Persih Tembilahan
- Full name: Persatuan Sepakbola Indragiri Hilir
- Nicknames: Harimau Rawa (Swamp Tigers)
- Founded: 1970; 56 years ago, as Persih Tembilahan 2018; 8 years ago, as Masurai Football Club
- Ground: Beringin Stadium Tembilahan, Indragiri Hilir Regency, Riau
- Capacity: 10,000
- Owner: Indragiri Hilir Regency Government
- Chairman: Indra Muchlis Adnan
- Head coach: Mundari Karya
- League: Liga 4
- 2017: Liga 2, 7th in Group 1 (Relegated)
| Home colours | Away colours |

= Persih Tembilahan =

Indonesian football club

Persatuan Sepakbola Indragiri Hilir, commonly known as Persih Tembilahan or simply known as Persih, is an Indonesian football club based in Tembilahan, Indragiri Hilir Regency, Riau. They are competing in Liga 4 and use Beringin Stadium as their home ground.

==History==
Persih Tembilahan this as a debutant club that was lucky, because it began competing in Third Division in 2005 and every year the competition successful promotion. Persih finally play in First Division in 2007, and entered the Premier Division in 2008.

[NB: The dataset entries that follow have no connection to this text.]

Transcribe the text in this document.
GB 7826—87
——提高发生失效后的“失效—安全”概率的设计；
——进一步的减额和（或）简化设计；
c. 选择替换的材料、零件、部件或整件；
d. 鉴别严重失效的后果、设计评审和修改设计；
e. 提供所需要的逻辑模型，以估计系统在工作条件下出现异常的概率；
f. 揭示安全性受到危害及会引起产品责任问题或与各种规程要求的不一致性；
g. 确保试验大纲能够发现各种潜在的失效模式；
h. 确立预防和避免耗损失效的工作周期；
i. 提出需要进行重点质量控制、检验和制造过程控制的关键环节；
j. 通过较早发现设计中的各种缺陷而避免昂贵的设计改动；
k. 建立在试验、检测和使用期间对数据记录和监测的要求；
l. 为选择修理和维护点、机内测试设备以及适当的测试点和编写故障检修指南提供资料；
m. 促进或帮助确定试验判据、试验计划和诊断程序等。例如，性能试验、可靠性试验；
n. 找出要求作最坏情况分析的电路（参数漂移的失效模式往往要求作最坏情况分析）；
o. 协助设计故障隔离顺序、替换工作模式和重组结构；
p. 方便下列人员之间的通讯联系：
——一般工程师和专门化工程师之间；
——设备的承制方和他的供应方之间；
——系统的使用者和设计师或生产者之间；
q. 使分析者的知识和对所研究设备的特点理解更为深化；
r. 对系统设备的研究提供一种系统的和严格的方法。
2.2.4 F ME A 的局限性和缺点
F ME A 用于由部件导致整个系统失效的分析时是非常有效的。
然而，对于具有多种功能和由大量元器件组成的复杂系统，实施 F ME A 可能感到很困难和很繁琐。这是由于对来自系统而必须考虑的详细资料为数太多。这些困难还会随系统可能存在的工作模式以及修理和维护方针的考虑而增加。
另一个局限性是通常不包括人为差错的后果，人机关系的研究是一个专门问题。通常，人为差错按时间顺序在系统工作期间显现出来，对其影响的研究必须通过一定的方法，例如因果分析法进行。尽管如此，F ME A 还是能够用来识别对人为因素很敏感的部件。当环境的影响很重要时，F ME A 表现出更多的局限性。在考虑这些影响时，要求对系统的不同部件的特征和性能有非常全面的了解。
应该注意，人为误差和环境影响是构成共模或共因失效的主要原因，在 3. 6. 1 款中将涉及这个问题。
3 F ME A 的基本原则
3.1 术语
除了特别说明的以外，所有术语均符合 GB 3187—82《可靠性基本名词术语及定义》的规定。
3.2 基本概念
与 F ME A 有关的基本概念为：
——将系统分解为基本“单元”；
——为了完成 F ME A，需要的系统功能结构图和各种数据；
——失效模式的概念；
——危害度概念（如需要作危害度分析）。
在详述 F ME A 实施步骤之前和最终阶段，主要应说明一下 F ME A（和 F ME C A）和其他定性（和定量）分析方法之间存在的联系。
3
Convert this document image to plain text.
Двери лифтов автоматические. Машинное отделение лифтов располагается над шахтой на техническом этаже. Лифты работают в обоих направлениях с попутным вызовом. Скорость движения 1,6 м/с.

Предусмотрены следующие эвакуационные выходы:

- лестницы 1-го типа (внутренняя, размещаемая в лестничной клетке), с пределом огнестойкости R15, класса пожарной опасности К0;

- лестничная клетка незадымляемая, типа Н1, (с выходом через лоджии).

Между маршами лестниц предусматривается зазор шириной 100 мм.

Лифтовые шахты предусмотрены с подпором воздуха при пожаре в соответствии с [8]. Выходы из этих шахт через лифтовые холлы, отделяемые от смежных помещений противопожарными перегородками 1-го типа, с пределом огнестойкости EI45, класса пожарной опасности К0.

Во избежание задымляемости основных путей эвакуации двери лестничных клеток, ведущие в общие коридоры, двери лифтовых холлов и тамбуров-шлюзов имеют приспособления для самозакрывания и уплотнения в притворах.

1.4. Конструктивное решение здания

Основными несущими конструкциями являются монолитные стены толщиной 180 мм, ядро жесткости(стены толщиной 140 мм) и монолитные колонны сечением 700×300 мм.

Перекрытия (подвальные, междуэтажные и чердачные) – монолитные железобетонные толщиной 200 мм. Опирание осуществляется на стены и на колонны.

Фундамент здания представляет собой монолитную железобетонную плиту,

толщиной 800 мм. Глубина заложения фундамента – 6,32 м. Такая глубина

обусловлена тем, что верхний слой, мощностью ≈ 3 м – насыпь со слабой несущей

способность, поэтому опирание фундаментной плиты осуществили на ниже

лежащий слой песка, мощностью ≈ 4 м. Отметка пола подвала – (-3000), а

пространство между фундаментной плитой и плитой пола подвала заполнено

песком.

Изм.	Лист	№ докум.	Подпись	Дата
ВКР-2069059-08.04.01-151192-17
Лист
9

This success is attributed to Indra Muchlis Adnan, the Regent of Indragiri Hilir Regency, together with the regional officials of Indragiri Hilir, who continue to vouch for the survival of Persih Tembilahan in the Indonesian football league system.

In 2018, a businessman from Merangin in Jambi, Harmaini, bought the license of Persih Tembilahan and changed its name to Masurai Football Club which is based in Merangin Regency. In the 2018 Liga 3 season, they used the name Persih Masurai (instead of Masurai Football Club) in the competition.

In 2025, there was talk of reviving Persih Tembilahan to compete in the Liga 4 Riau zone. Therefore, Riau football figures are conducting a review phase to determine whether to retain the name Persih Tembilahan or adopt a new name.